Banyak orang lanjut usia yang mendapatkan telepon mahal yang dibeli oleh anak-anak mereka namun mereka tidak tahu cara menggunakannya, kata Moon Chen, sekretaris jenderal Pembersih Berita Palsu. Terkadang anak-anak mereka membukakan akun Facebook atau Line untuk mereka tetapi tidak menjelaskan dasar-dasar telepon.
Hal itu menimbulkan masalah. Algoritme menyajikan halaman yang belum diikuti oleh pengguna ponsel untuk mengisi halaman tersebut, asal informasi menjadi kabur dan orang menjadi bingung.
Setelah kelas selesai, terdengar para senior mengatakan bahwa mereka dapat mengajukan pertanyaan ke MyGoPen, bot pengecekan fakta yang diminta untuk mereka tambahkan.
Lin Wei-kun, seorang warga Taipei, yang menghadiri kelas tersebut, mengatakan bahwa dia tahu lebih baik untuk tidak mempercayai semua informasi yang dia lihat secara online, terutama informasi yang mengklaim adanya keajaiban dalam makanan sehari-hari. Namun dia mengapresiasi kelompok tersebut karena menurutnya banyak orang di luar sana yang mempercayainya.

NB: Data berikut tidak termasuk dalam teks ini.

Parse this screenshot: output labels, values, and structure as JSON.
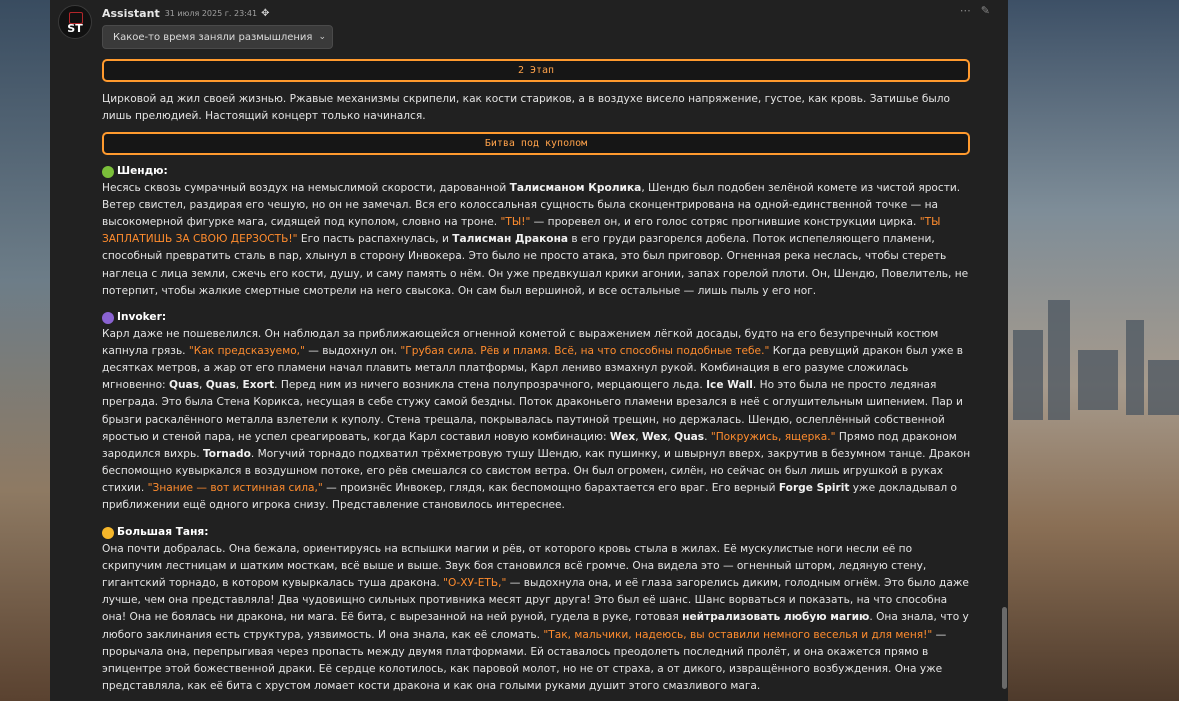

“Saat ini, ada banyak informasi online. Saya biasanya menghapusnya saja,” katanya. “Misalnya daun ketumbar hanya hiasan saja. Namun jika mereka menulis postingan yang mengatakan bahwa daun ketumbar memiliki khasiat yang ajaib, banyak orang di luar sana yang akan mempercayainya.”
Ini adalah satu langkah maju lagi dalam mandat Pembersih Berita Palsu — satu orang di Taiwan mempelajari satu hal, dan menjadi sedikit lebih sadar akan dunia maya yang penuh dengan misinformasi yang semakin kompleks dari hari ke hari.